Sul fronte pensioni, il contratto di governo stilato dal Movimento 5 Stelle e dalla Lega non c’è solo la tanto chiacchierata Quota 100: l’esecutivo che le due forze politiche stanno provando a far partire ha in serbo ulteriori misure per quel che riguarda lo scottante tema delle pensioni.
Intanto, è chiaro: l’asse portante dell’eventuale riforma previdenziale sarebbe senza ombra di dubbio Quota 100, vale a dire quel sistema che consentirebbe di andare in pensione non appena la somma dell’età anagrafica e degli anni di contribuzione dà come risultato 100. E’ probabile però che per non renderla troppo invitante, il governo finirà per mettere un paletto a questo meccanismo, ossia un’età minima prima della quale in pensione non si potrebbe comunque andare (si pensa a 62 o 64 anni come soglia minima di età anagrafica).
A Quota 100 dovrebbe affiancarsi Quota 41, che permetterebbe di andare in pensione una volta versati 41 anni di contributi, indipendentemente quindi dall’età anagrafica (tale sistema è ora previsto per i soli lavoratori precoci). Si parla poi di una proroga di Opzione Donna, che consente alle donne di andare in pensione anche con 35 anni di contributi, e di ulteriori misure volte ad andare incontro a chi è impiegato in lavori usuranti.
Relativamente alla questione reddito di cittadinanza, Di Maio e Salvini portano avanti anche la battaglia sulle pensioni di cittadinanza: la proposta è di portare tutte le pensioni, di qualsiasi tipo, a un ammontare mensile non inferiore a 780 euro.

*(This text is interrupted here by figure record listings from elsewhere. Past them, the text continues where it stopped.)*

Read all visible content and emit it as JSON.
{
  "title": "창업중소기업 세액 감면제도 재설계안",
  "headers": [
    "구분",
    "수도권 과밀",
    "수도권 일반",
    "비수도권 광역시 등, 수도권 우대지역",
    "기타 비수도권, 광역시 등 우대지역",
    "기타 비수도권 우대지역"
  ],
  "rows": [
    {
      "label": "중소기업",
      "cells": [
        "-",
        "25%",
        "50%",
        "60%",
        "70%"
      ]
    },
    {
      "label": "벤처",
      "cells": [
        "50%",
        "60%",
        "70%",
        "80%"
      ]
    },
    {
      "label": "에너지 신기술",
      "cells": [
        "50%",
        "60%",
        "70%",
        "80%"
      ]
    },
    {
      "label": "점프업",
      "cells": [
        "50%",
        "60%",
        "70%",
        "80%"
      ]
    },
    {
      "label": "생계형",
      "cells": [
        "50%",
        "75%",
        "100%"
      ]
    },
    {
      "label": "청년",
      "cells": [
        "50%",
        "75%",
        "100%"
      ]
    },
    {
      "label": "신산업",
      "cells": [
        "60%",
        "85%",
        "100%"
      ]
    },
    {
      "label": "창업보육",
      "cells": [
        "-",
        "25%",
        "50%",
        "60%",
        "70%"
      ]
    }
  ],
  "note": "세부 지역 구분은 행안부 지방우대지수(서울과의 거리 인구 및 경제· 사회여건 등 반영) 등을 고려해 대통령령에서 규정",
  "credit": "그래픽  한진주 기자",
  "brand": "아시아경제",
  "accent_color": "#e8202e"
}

Non strettamente connesse al discorso pensioni, ci sono proposte relative alla riforma del sistema previdenziale di parlamentari, consiglieri regionali e organi costituzionali vari, che consiste fondamentalmente in una revisione dei famigerati vitalizi. Si parla anche di un taglio delle pensioni sopra i 5mila euro netti al mese per le quali non corrisponde un’adeguata contribuzione (pertanto le pensioni molto alte che poggiano su una giustificata contribuzione non rischiano alcunché).